Гостиная Эссе, беседы, интервью

 

ПИСЬМА О РУССКОЙ МУЗЫКЕ | Руслан Богатырев

№ 02. Музыка нас программирует

Восприятие музыки. Национальные особенности и музыкальная диетология

Отличается ли восприятие одной и той же музыки разными нациями и народами? Почему мы другие? Особенности музыкального слуха. Национальный стиль и космополитизм. Русская культура неотделима от чувства совести. Как мы слушаем музыку? Зачем надо ходить на концерты? Человек есть то, что он ест. Музыка рождается из великой тишины.


img_preview


Музыка звучит в нашей жизни практически ежедневно.
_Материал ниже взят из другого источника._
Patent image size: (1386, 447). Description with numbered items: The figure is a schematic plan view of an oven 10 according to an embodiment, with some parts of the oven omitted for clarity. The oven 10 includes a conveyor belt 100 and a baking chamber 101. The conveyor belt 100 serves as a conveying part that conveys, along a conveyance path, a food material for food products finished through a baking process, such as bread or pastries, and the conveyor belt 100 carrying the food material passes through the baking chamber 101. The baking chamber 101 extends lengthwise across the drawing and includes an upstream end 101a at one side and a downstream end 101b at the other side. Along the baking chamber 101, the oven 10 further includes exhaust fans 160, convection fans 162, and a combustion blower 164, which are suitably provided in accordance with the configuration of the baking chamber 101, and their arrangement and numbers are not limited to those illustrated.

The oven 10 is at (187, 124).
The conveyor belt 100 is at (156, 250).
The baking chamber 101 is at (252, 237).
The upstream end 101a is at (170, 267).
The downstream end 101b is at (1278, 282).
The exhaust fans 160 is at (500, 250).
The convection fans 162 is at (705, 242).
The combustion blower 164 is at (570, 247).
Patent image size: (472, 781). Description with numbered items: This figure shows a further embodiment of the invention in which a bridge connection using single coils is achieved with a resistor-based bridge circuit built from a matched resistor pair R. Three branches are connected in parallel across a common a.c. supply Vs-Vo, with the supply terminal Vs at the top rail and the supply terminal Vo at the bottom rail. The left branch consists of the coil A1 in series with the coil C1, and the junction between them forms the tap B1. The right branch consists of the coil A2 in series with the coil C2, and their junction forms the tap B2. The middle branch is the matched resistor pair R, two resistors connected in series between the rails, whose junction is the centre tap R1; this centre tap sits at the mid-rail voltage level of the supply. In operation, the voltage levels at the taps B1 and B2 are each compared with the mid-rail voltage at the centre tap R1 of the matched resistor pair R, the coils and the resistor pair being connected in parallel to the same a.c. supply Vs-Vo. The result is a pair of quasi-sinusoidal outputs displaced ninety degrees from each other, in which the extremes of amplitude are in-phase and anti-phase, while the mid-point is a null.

Мы её слушаем и потребляем, её вкушаем и ей внимаем — как фон, как развлечение, как пищу и с полным погружением. Что-то с восторгом и наслаждением, что-то с недоумением и раздражением. Зависит от направления, жанра, стиля, произведения, его исполнения и качества ретрансляции. От того, как оно отзывается внутри нас. Сегодня и сейчас.

Если смотреть с позиции современного слушателя, погружённого в тотальный музыкальный шум, «хорошая» музыка должна, просто обязана его как-то цеплять, вызывать эстетическое удовольствие, направлять его сознание, заряжать энергией духовной и физической, создавать приятное послевкусие, когда хочется слушать ещё и ещё. Она должна быть его. Отвечающей его природе, его характеру, его взглядам и устремлениям. Она должна. Он ей не должен ничего.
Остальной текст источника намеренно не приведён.